Ayurvedic Man will include extracts from one of the foundational texts of Ayurveda, the Susruta Samhita, one of the earliest works of Indian medical literature. This compendium outlines medical procedures including bloodletting and rhinoplasty, or nasal reconstruction, that predate modern surgery, and will be displayed alongside surgical instruments. A range of other practices including enemas, vigorous massage, dietetics and intense yoga postures, will be depicted in a series of colourful Company School paintings. These will be shown with an intricately carved enema syringe from Sri Lanka, emphasising the intimate yet intrusive nature of some of these methods.
The role of gender in Indian medicine is explored through a collection of objects relating to childbirth and family planning, including an early erotic manuscript and a gouache painting depicting the mythological story of a bird recommending a caesarean section.
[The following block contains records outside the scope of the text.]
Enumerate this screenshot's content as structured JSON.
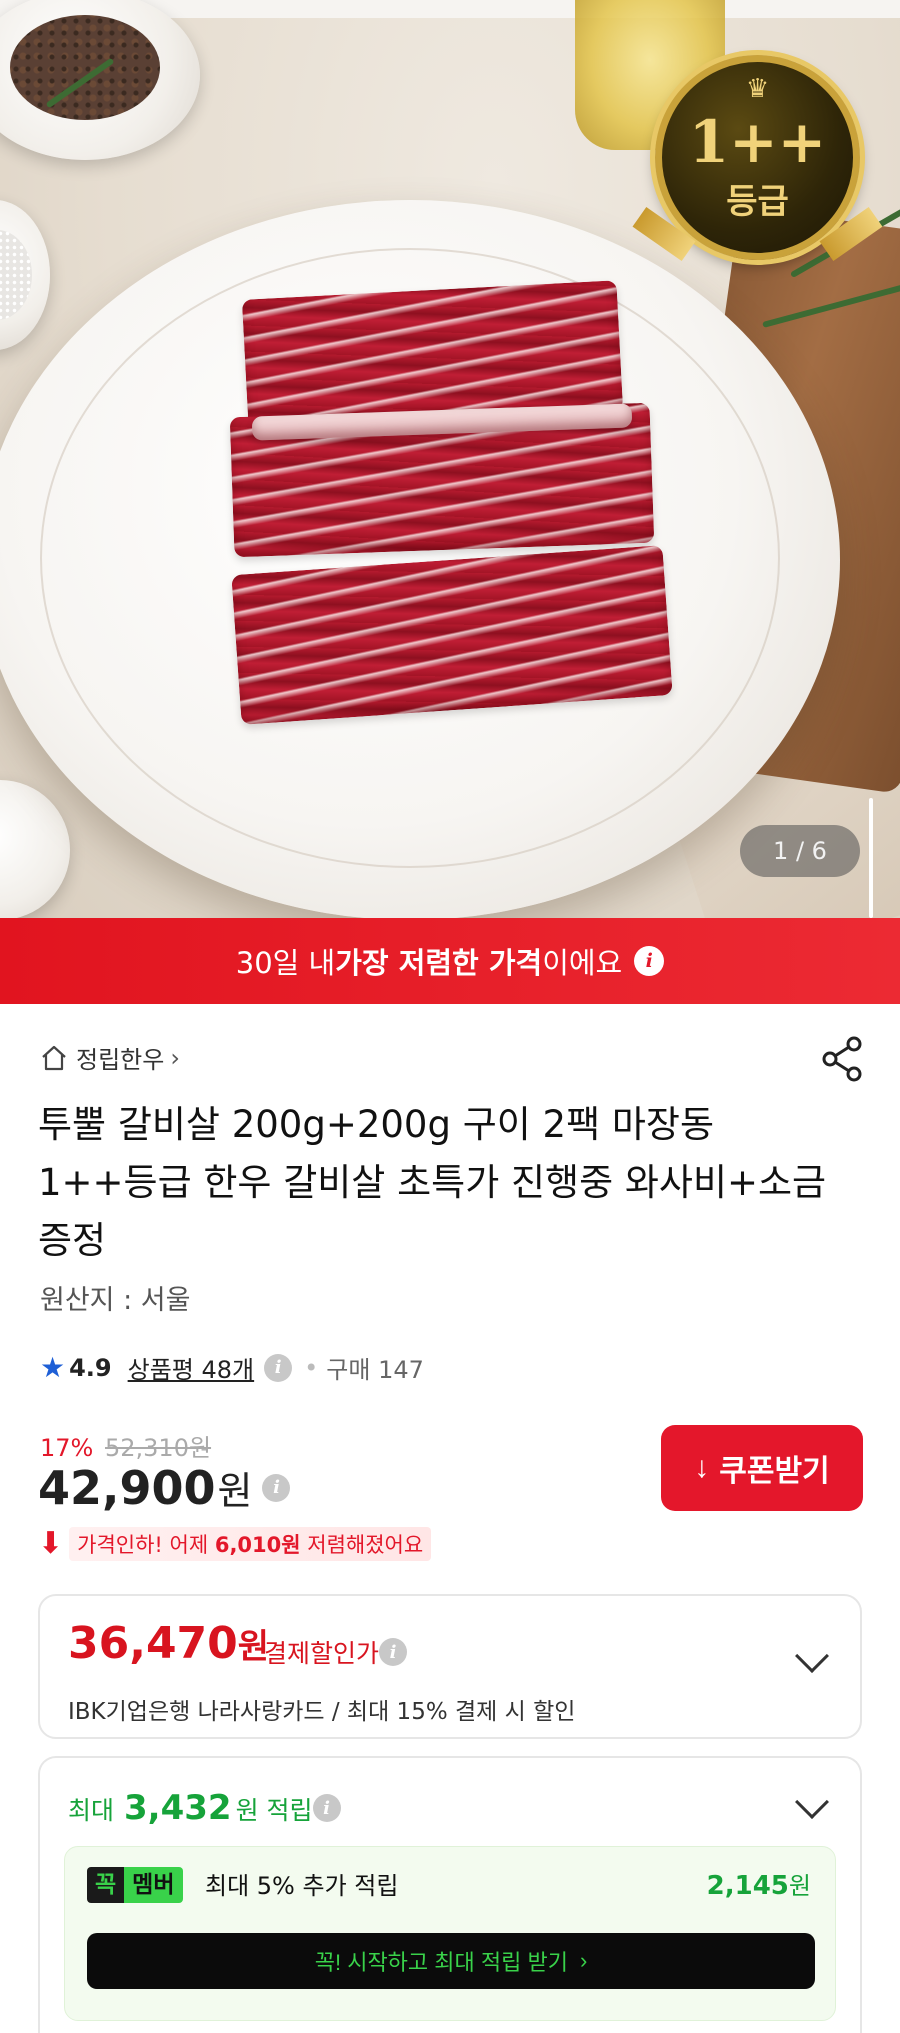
{
  "hero": {
    "badge_grade": "1++",
    "badge_label": "등급",
    "image_counter": "1 / 6"
  },
  "banner": {
    "prefix": "30일 내 ",
    "highlight": "가장 저렴한 가격",
    "suffix": "이에요"
  },
  "product": {
    "store_name": "정립한우",
    "title": "투뿔 갈비살 200g+200g 구이 2팩 마장동 1++등급 한우 갈비살 초특가 진행중 와사비+소금증정",
    "origin": "원산지 : 서울",
    "rating": "4.9",
    "reviews": "상품평 48개",
    "purchases": "구매 147"
  },
  "price": {
    "discount_pct": "17%",
    "original_price": "52,310원",
    "current_price": "42,900",
    "currency": "원",
    "coupon_button": "쿠폰받기",
    "price_drop_prefix": "가격인하! 어제 ",
    "price_drop_amount": "6,010원",
    "price_drop_suffix": " 저렴해졌어요"
  },
  "payment_discount": {
    "price": "36,470",
    "currency": "원",
    "label": "결제할인가",
    "description": "IBK기업은행 나라사랑카드 / 최대 15% 결제 시 할인"
  },
  "points": {
    "prefix": "최대",
    "amount": "3,432",
    "suffix": "원 적립",
    "member_badge_1": "꼭",
    "member_badge_2": "멤버",
    "member_text": "최대 5% 추가 적립",
    "member_amount": "2,145",
    "member_currency": "원",
    "member_button": "꼭! 시작하고 최대 적립 받기"
  },
  "colors": {
    "accent_red": "#e4172b",
    "point_green": "#16a33a",
    "member_green": "#39d24a",
    "star_blue": "#1e5fd6"
  }
}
The exhibition will also feature photographs of women doctors and midwives in the early twentieth century and a letter from Mahatma Gandhi (1935) outlining his opinion on birth control.
At a time of growing popularity of pluralistic approaches to health, societies around the world are at increasing risk of losing natural resources, medicinal plants and traditional knowledge. Ayurvedic Man highlights the delicate balance between sharing and protecting heritage, cultural resources and environmental biodiversity.
Ayurvedic Man: encounters with Indian medicine runs at Wellcome Collection from 16 November 2017 until 8 April 2018. It is curated by Bárbara Rodríguez Muñoz, with advice from Sita Reddy. Ranjit Kandalgaonkar’s commission follows his residency at Gasworks, London, supported by Charles Wallace India Trust and Inlaks Shivdasani Foundation. The exhibition is inspired by Wellcome Collection’s Medicine Corner initiative, a series of activities which took place in India in 2016.